Tak lama kemudian Nathan keluar dengan tampang agak panik.

“Ada yang lihat cincin perakku?” tanyanya pada semua anak yang duduk mengelilingi api unggun.
“Nggak tuh,” jawab Michael, “kau yakin kau pakai waktu ke sini?”
“Kau kan tahu aku nggak pernah ninggalin cincin itu.”
“Jangan-jangan lepas waktu kau berenang,” tebak Moniq.

Nathan diam cukup lama dan berpikir.

“Jangan-jangan jatuh di hutan…”
“Hah?” keluh Quiny, “mana mungkin bisa ketemu lagi deh, kalau jatuh di sana.”
“Sepertinya aku perlu cari ke sana.”
“Don’t be crazy!” seru Albert, “gelap begitu, kau mau masuk ke sana?”
“Nggak apa-apa, aku bawa senter aja. Kau kan tahu itu barang yang penting untukku.”

Nathan menghilang ke dalam tenda dan kembali dengan senter.

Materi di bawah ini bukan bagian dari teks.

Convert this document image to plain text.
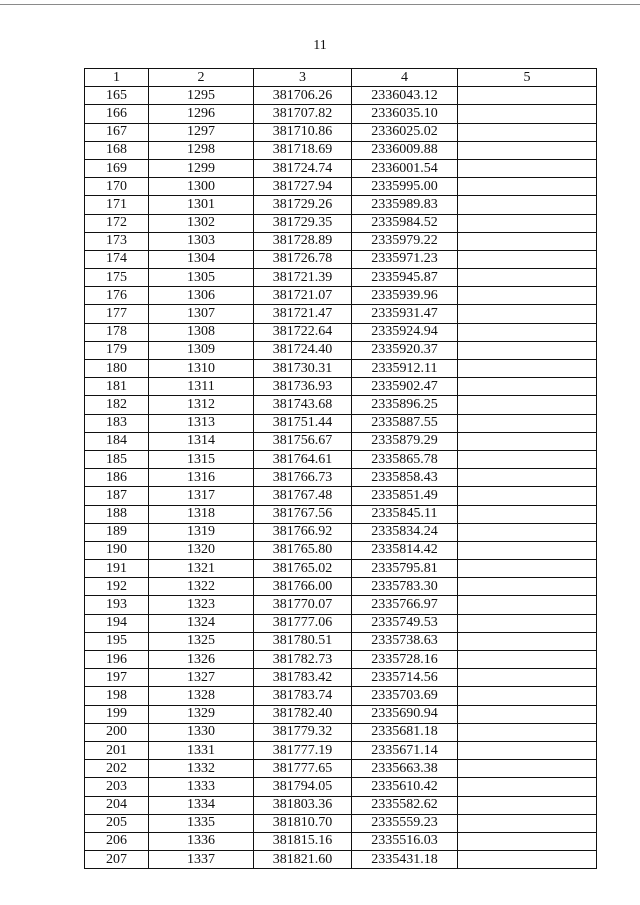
11
1	2	3	4	5
165	1295	381706.26	2336043.12	
166	1296	381707.82	2336035.10	
167	1297	381710.86	2336025.02	
168	1298	381718.69	2336009.88	
169	1299	381724.74	2336001.54	
170	1300	381727.94	2335995.00	
171	1301	381729.26	2335989.83	
172	1302	381729.35	2335984.52	
173	1303	381728.89	2335979.22	
174	1304	381726.78	2335971.23	
175	1305	381721.39	2335945.87	
176	1306	381721.07	2335939.96	
177	1307	381721.47	2335931.47	
178	1308	381722.64	2335924.94	
179	1309	381724.40	2335920.37	
180	1310	381730.31	2335912.11	
181	1311	381736.93	2335902.47	
182	1312	381743.68	2335896.25	
183	1313	381751.44	2335887.55	
184	1314	381756.67	2335879.29	
185	1315	381764.61	2335865.78	
186	1316	381766.73	2335858.43	
187	1317	381767.48	2335851.49	
188	1318	381767.56	2335845.11	
189	1319	381766.92	2335834.24	
190	1320	381765.80	2335814.42	
191	1321	381765.02	2335795.81	
192	1322	381766.00	2335783.30	
193	1323	381770.07	2335766.97	
194	1324	381777.06	2335749.53	
195	1325	381780.51	2335738.63	
196	1326	381782.73	2335728.16	
197	1327	381783.42	2335714.56	
198	1328	381783.74	2335703.69	
199	1329	381782.40	2335690.94	
200	1330	381779.32	2335681.18	
201	1331	381777.19	2335671.14	
202	1332	381777.65	2335663.38	
203	1333	381794.05	2335610.42	
204	1334	381803.36	2335582.62	
205	1335	381810.70	2335559.23	
206	1336	381815.16	2335516.03	
207	1337	381821.60	2335431.18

“Mau ditemani?” Alex menawarkan diri.
“Nggak usah. Aku akan coba cari di hutan dekat-dekat sini aja.”

Nathan menghilang ke dalam hutan dan mereka melanjutkan permainan kartu remi dengan seru. David berteriak frustasi karena tiga kali berturut-turut kalah main black jack melawan Michael. Michael mengaku sering ke club judi di Los Angeles waktu dia kuliah di sana. Rasanya sudah lama berlalu, Nathan belum juga kembali.

“Ming Jun mana, ya?” tanya David sambil mengecek arlojinya, “udah sepuluh menit dia belum balik.”

Gisela langsung berjalan ke pinggir hutan.

“Ming Jun ge… Ming Jun ge…” panggil Gisela dengan suaranya yang nggak nyaring, karena Gisela nggak bisa teriak.

Gracia ikutan Gisela meneriakkan nama Nathan, tapi tidak ada tanda-tanda gerakan Nathan.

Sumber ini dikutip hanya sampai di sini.